Supreme Court rules GOP lawmakers can defend voter ID law

by Summer Lane

Photo: Adobe Stock

The Supreme Court of the United States (SCOTUS) ruled Thursday that GOP lawmakers in North Carolina may intervene to protect voter ID laws in court, according to a report from The Hill.

In the decision, which SCOTUSblog reported as an 8-1 ruling, Justice Neil Gorsuch delivered the opinion of the court.

In the opinion, Gorsuch notes, “Consistent with that directive [of the amended State Constitution], the General Assembly eventually approved Senate Bill 824…under the law’s terms, those seeking to vote must do one of three things: present an acceptable photo ID, or submit a form explaining why they cannot present a photo ID.”

The Supreme Court’s ruling on Thursday did not necessarily define the validity of the voter ID law itself but instead defined who will be able to defend the law against legal challenges, according to The Hill.

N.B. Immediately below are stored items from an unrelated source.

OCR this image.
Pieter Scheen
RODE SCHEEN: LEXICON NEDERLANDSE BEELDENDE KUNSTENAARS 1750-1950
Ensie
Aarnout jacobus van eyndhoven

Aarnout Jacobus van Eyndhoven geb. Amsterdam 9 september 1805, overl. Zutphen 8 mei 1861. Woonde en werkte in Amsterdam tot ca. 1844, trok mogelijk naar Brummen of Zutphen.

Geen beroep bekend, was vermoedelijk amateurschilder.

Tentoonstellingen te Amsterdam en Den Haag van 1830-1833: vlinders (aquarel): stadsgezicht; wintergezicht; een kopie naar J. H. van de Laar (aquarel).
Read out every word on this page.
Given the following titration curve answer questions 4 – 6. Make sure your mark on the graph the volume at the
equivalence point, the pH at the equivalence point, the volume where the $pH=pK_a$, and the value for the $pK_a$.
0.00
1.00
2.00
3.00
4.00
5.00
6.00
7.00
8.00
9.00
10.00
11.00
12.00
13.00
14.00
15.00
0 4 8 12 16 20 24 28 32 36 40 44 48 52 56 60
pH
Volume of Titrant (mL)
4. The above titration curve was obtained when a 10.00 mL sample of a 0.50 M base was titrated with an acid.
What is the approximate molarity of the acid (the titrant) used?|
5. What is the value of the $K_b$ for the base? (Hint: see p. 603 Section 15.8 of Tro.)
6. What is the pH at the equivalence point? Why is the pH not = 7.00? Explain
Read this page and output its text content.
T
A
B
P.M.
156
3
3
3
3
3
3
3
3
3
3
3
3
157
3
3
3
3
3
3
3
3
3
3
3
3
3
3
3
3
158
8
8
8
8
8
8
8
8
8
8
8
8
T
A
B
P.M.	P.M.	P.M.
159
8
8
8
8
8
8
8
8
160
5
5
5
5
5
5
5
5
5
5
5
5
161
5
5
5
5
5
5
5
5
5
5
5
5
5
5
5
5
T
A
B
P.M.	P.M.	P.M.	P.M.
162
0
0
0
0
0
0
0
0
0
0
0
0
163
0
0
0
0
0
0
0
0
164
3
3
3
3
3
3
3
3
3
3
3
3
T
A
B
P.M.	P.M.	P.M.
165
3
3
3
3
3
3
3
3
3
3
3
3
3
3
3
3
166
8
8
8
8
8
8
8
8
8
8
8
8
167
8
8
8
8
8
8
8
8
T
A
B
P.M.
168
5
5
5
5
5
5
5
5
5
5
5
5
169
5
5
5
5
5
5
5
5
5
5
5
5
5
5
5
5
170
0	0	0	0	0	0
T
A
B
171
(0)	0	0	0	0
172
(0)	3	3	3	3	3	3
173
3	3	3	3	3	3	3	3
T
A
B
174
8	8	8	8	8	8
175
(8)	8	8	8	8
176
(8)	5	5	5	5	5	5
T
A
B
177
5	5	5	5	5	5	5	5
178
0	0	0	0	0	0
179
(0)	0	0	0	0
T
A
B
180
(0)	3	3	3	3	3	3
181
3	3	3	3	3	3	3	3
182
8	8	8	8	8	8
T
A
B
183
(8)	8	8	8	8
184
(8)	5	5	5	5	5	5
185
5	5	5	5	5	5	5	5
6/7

Gorsuch’s opinion states, “No one questions that States possess ‘a legitimate interest in the continued enforce[ment] of [their] own statues…’ No one questions that States may organize themselves in a variety of ways. After all, the separation of governmental powers has long been recognized as vital to the preservation of liberty, and it is through the power to ‘structure…it’s government and the character of those who exercise government authority, [that] a State defines itself as a sovereign.”

According to SCOTUSblog, GOP lawmakers may now intervene in litigation to defend North Carolina’s voter ID law. However, they also reported that the NAACP is challenging the law, “and that the NC attorney general (a democrat) is defending it. GOP legislators want to intervene anyway. SCOTUS says they can.”

 Gorsuch’s opinion concludes:

“Through the General Assembly, the people of North Carolina have authorized the leaders of their legislature to defend duly enacted state statutes against constitutional challenge. Ordinarily, a federal court must respect that kind of sovereign choice, not assemble presumptions against it.”

In the 8-1 ruling, Justice Sonia Sotomayor dissented.